Key offshore wind markets:
- China: 150 GW installed offshore — far ahead of all other countries
- UK: 30 GW installed; building some of the world's largest offshore wind farms
- Germany: 22 GW offshore; target of 30 GW by 2030
- United States: 7 GW offshore installed (slow start due to permitting delays); 30 GW pipeline under development
- Denmark: Pioneered offshore wind; ~6 GW installed, proportion of total electricity generated among highest globally
Country-by-Country Renewable Share of Electricity
These figures represent the percentage of electricity generated from wind and solar in 2025:
- Denmark: 67% (wind dominant)
- Germany: 48% (split solar/wind)
- UK: 44% (offshore wind dominant)
- Spain: 42%
- Portugal: 39%
- Australia: 36% (solar dominant)
- United States: 24% (national average)
- China: 18% (but 1,500+ TWh generated — more than any other country)

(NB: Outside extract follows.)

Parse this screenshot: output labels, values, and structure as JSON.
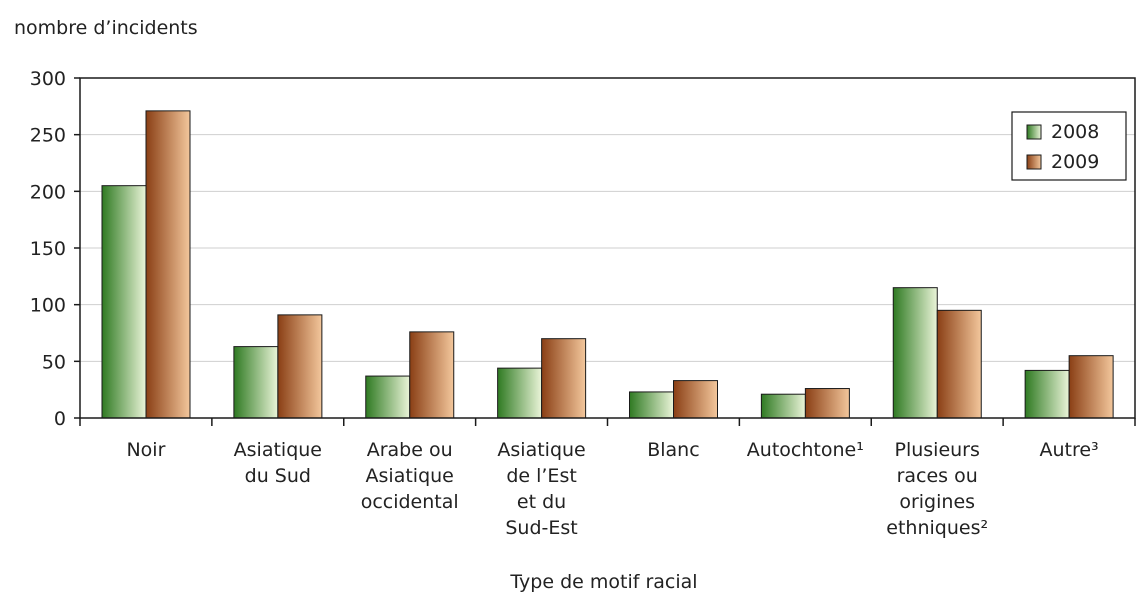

- India: 14% (fastest growing market by volume)
Projections to 2030
The IEA's Net Zero Scenario requires solar and wind to reach 14,000 GW of combined capacity by 2030 — roughly double the current level. IRENA's own scenario is slightly less aggressive but still requires adding 800–1,000 GW of new solar and 300+ GW of new wind annually through 2030.
Current installation rates (2025): approximately 500 GW solar and 100 GW wind annually. To meet net-zero targets, these rates need to roughly double by 2030. Investment flows suggest this acceleration is possible — global clean energy investment exceeded $1.8 trillion in 2024, for the first time exceeding total fossil fuel investment.
The 2026 picture is one of extraordinary momentum — but also one where the speed of transition remains insufficient for Paris Agreement targets. The technology is there. The cost curve has delivered. The bottlenecks are now permitting, grid infrastructure, and the political will to manage the economic disruption of rapid fossil fuel displacement.